LI Tantas vontades supremas A medir forças em vão Pelo poder d’este chão…! Além das serras extremas S’encontram na escuridão,
LII Na imensidão do sertão, Maior o homem quando grande O seu legado ele expande Acima da compreensão Ou por mais longe que se ande.
LIII Bem obedeça a quem mande Quando em seu nome governe. A sorte lançada alterne Diante da espada que brande Contra a ilusão que discerne.
LIV Quantas palavras externe Pouco dirão, em verdade, Da imensa tenacidade Para se chegar ao cerne Onde a nacionalidade.
LV Mas a lagoa e a novidade Das serras resplandecentes Como esperados presentes Chegam à velha cidade Em pedrinhas reluzentes.
LVI Em São Paulo, seus ausentes São afinal celebrados. Para o Reino despachados Tão verdes que transparentes Os cristais lá encontrados.

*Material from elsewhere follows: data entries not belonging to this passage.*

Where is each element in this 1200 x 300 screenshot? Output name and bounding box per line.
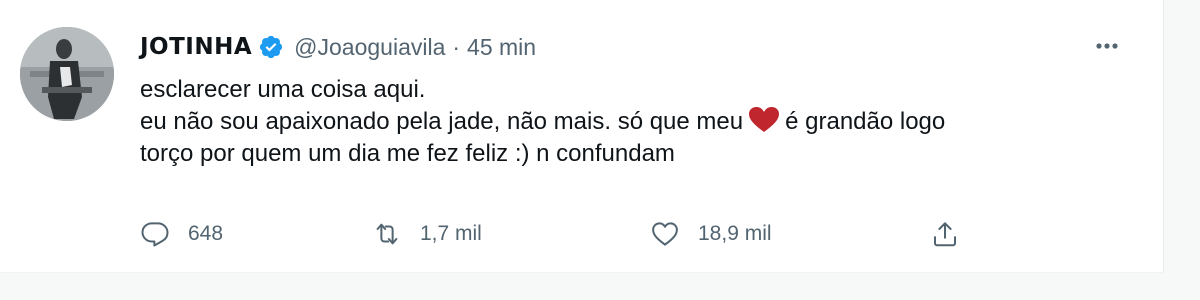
tweet-text-line: torço por quem um dia me fez feliz :) n … [140,140,675,167]
reply-icon [141,222,169,247]
reply-button[interactable]: 648 [140,214,223,254]
display-name[interactable]: JOTINHA [140,34,252,60]
red-heart-icon [749,107,780,133]
tweet-text: esclarecer uma coisa aqui. eu não sou ap… [140,74,1140,170]
like-icon [652,222,678,246]
verified-badge-icon [258,34,284,60]
user-handle[interactable]: @Joaoguiavila [294,34,445,61]
like-count: 18,9 mil [698,222,772,245]
tweet-text-line: eu não sou apaixonado pela jade, não mai… [140,106,1140,138]
retweet-icon [376,223,398,245]
tweet-card[interactable]: JOTINHA @Joaoguiavila · 45 min esclarece… [0,0,1164,273]
avatar[interactable] [20,27,114,121]
reply-count: 648 [188,222,224,245]
retweet-count: 1,7 mil [420,222,482,245]
separator-dot: · [452,33,461,60]
tweet-text-fragment: é grandão logo [785,108,946,135]
tweet-text-line: esclarecer uma coisa aqui. [140,76,426,103]
page-background [1164,0,1200,300]
timestamp[interactable]: 45 min [467,34,536,61]
tweet-text-fragment: eu não sou apaixonado pela jade, não mai… [140,108,744,135]
retweet-button[interactable]: 1,7 mil [372,214,482,254]
like-button[interactable]: 18,9 mil [650,214,772,254]
more-icon[interactable] [1090,36,1124,56]
tweet-actions: 648 1,7 mil 18,9 mil [0,214,1163,254]
tweet-header: JOTINHA @Joaoguiavila · 45 min [140,30,536,64]
share-button[interactable] [930,214,960,254]
share-icon [934,222,956,247]
page-background [0,273,1164,300]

LVII Mas, apesar dos achados Pela afamada bandeira, Na jornada derradeira Cai sem devidos cuidados De febre e de tremedeira.
LVIII Sem embargo, brasileira Essa terra se agiganta. A cada sol que levanta Outra esperança mineira Em verdes pedras encanta.
LIX Não esmeraldas decanta, Sim esguias turmalinas… Ignoram das gemas finas A natureza mais santa Do brilho em suas retinas.
LX Porém já defunto em Minas O velho Governador… Morre sem saber valor Menor das cristalinas Pedras em seu desfavor.
LXI Não obstante, o explorador D’estas terras alterosas Ascende com poderosas Luzes sobre o altar maior Pelas façanhas famosas.
LXII Já não restem duvidosas Para o Panteão Brasileiro As conquistas do primeiro, Cantado em versos e prosas, Senhor d’esse chão mineiro!
nas minas gerais LXIII Hoje caminha sendeiro Logo ao raiar madrugadas Por sobre as suas pegadas Os pés d’esse povo inteiro Havendo em seu trilho estradas.
LXIV Hoje trafegam pesadas Dos mais valiosos minérios Mesmo em climas deletérios As tropas motorizadas Onde antes apenas mistérios.
LXV Seguem os seus desidérios ‘Inda a cortar os Gerais As estradas principais Seguindo os mesmos critérios: Serras e vales iguais.
LXVI Sobre os sertões naturais Prosperam suas cidades Ciosas das liberdades Conquistadas de fatais Tiranos sem qualidades.
LXVII Mas mais justas sociedades Cresçam com o seu legado. Tenham do heroico passado Luz às novas realidades Que o povo tem enfrentado.
LXVIII E seja sempre lembrado Seu nome de fundador Diante do imenso valor De seu sacrifício honrado E sonhos de vencedor.
epílogo LXIX O grande governador, Celebrado em sua glória, Pelas páginas da História Ensine em nosso favor A verdadeira vitória.
LXX Visto tão mais meritória Enquanto com persistência Superar toda a indolência. Deixar, de feliz memória, O valor da experiência.
LXXI Ter força e também paciência Para sem mais privilégio Servir ao pedido régio De pôr sua competência Em favor d’um bem egrégio.
LXXII Cantem em grão florilégio Esses versos, afinal, O seu feito sem igual Pelo pátio do Colégio Da paulista capital.
LXXIII Então do achamento real Venham de novo lembrar-se Como afirmara ao final: —“É coisa que em Portugal Com certeza há-de estimar-se...”! *
Betim - 17 06 2022
Fernão Dias, em carta datada de 27 de março de 1681: "Deixo abertas cavas de esmeraldas no mesmo morro donde as levou Marcos de Azeredo, já defunto, coisa que há de estimar-se em Portugal."